FURKAN VAKFI OLAYLARI
Pazar günü Adana'da tarafı kim olursa olsun önemli değil. O vakfın yöneticileri benim için ağır eleştiride bulundular ama sokak ortasında işkenceye kimse dayanamaz. Yerdeki kadının kafasına copla vurmak hiç doğru değil. Bu ülkenin vatandaşına bu yapılmaz. Muhalefetten bir belediyede çalışan bir zabıta, başörtülü bir kadına yan baksa Erdoğan bir hafta gürlerdi. Benim bir tweetim üzerine Süleyman Soylu 'orantısız güç yapıldı' dedi. Ertesi gün AK Parti'den açıklama geldi. Cumhurbaşkanı teyit etsin diye bekledik. Ama susuyor. Bahçeli çıktı, "Türk polisi yaptırım uyguladı, alnından öperim o polisi" dedi. Kimse yere düşmüş bir kadına copla vuramaz. Çarşamba günü Erdoğan, grup toplantısı yapacaktı ama sesi kısılmış. Bugün NATO'da dinledik, sesi iyiydi. Çünkü Bahçeli dedi ki İçişleri Bakanlığı bana bağlı. Erdoğan bu konuda konuşmalı. Belki de onlar Erdoğan'a oy verdi. 28 Şubat'tan sonra ilk kez böyle bir olay yaşandı."
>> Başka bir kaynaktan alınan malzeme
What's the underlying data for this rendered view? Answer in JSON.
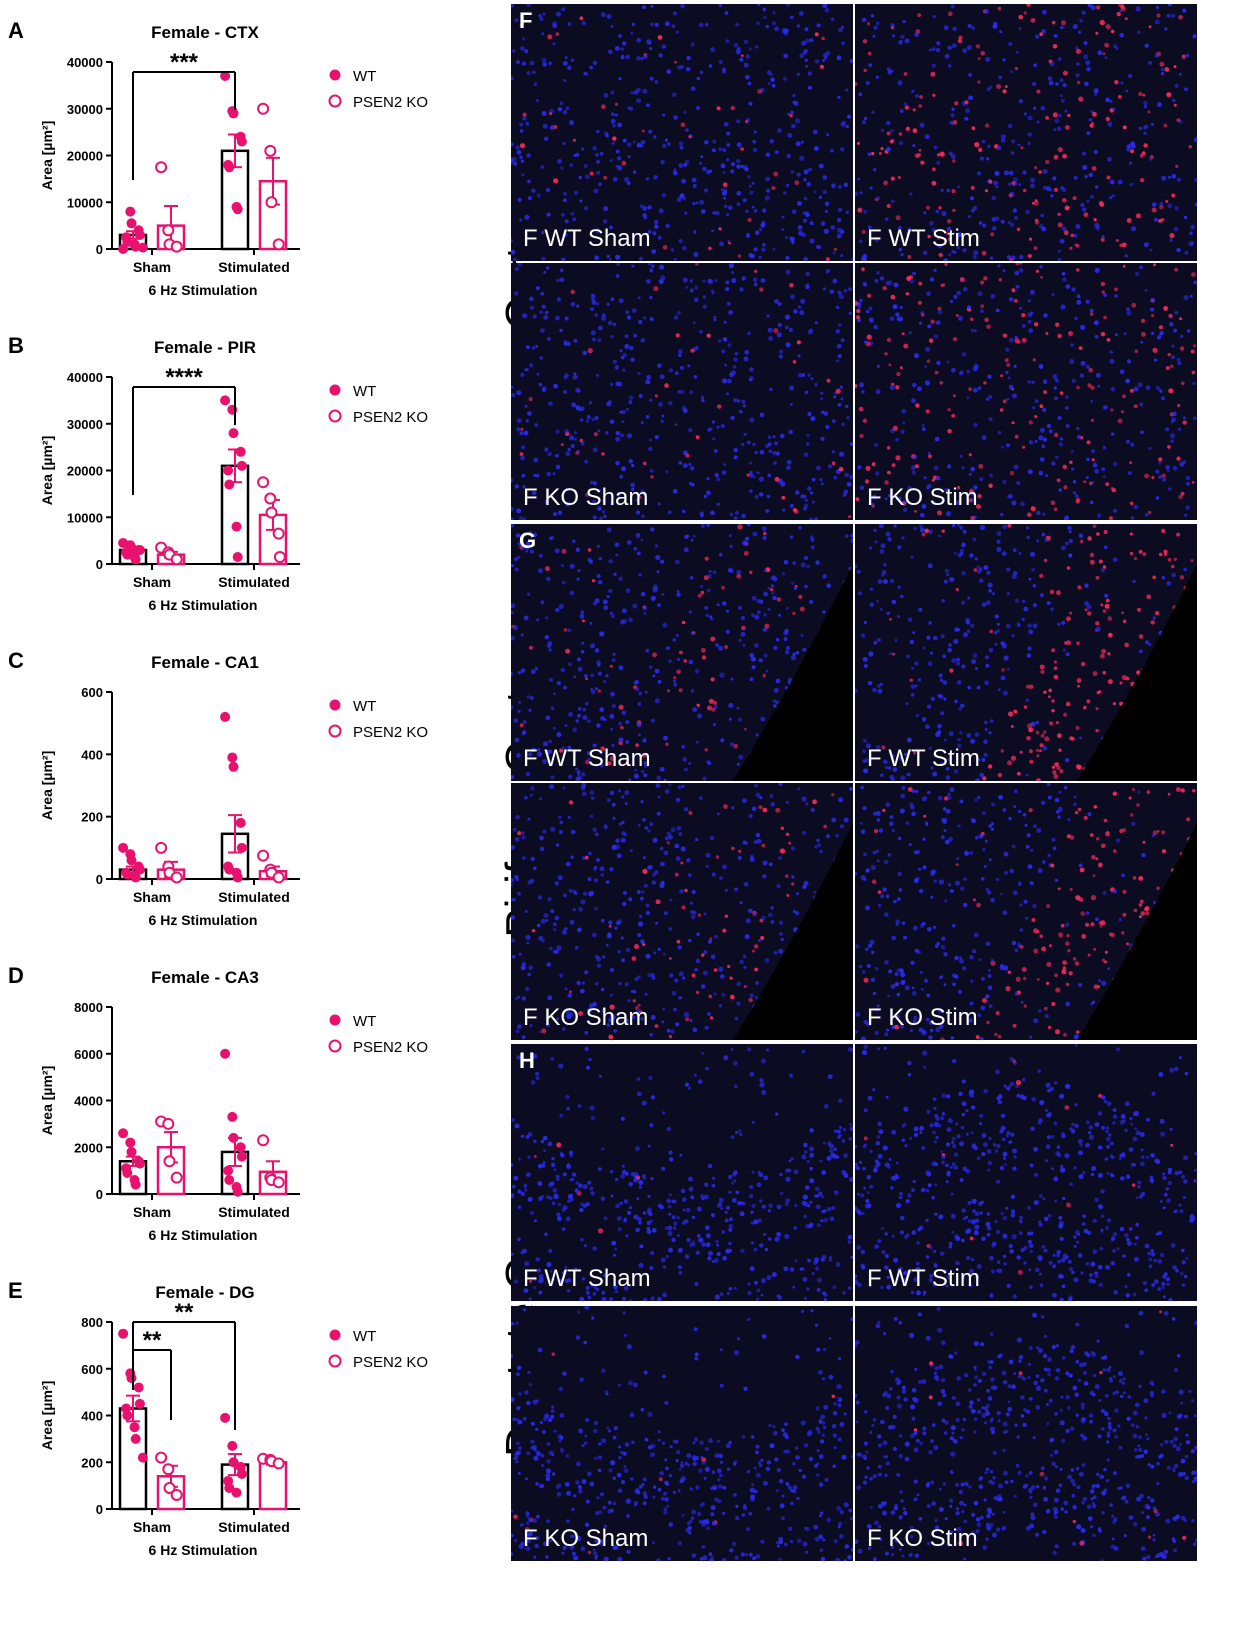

"ANKETÇİLERE BİZİ DÜŞÜK GÖSTERMEK İÇİN PARA VERDİLER"
"2018'in seçim sonuçlarına göre tedbir alıyorlar. 1999-2002 ve bu seçim çok büyük bir sürpriz olacak. Biz altılı bir masada bir araya gelmeseydik onlar böyle bir ihtiyaç hissetmeyecekti. Taktik savaşları başladı. Kendisine güvenen ve ülkenin iyi gittiğine inanan biri neden kanunda oynamalar yapar? Şimdi kendilerinden emin değiller. Gelecek Partisi'nin kurulmasıyla birlikte ilk defa AK Parti bünyesinden insanların olduğu bir parti kuruldu. Arkasından da diğer partiler kuruldu. DEVA Partisi de kuruldu yeni bir parti olarak. Böylece başka bir sinerji oluştu. Bizim böyle bir parti olarak çıkmamızla AK Parti'nin psikolojisi değişti. İstanbul, Ankara il başkanları bizim partimizde yer aldı. Baktı burada bir momentum oluşuyor, partinin yapısı oturuyor. Şimdi o psikolojiyi bozmaya çalışıyor. 'Bunlar parti kuramaz' dediler kurduk, anketçilere bizi düşü göstermek için para veriyorlardı o da ittifakla birlikte aşılacağı hissedildiği için şimdi diyorlar ki 'Oraya verdiğiniz oy boşa gidecek.' 2 şeyi bilemezsiniz Azrail'in ne zaman geleceğini ve seçim sonucunun ne olacağını. O zamana kadar çalışacaksınız. Bizim birinci parti olma şansımız var. Büyük bir siyasi deprem yaşanıyor. O siyasi depremin içinden bir yapı olarak Gelecek Partisi çıkacak."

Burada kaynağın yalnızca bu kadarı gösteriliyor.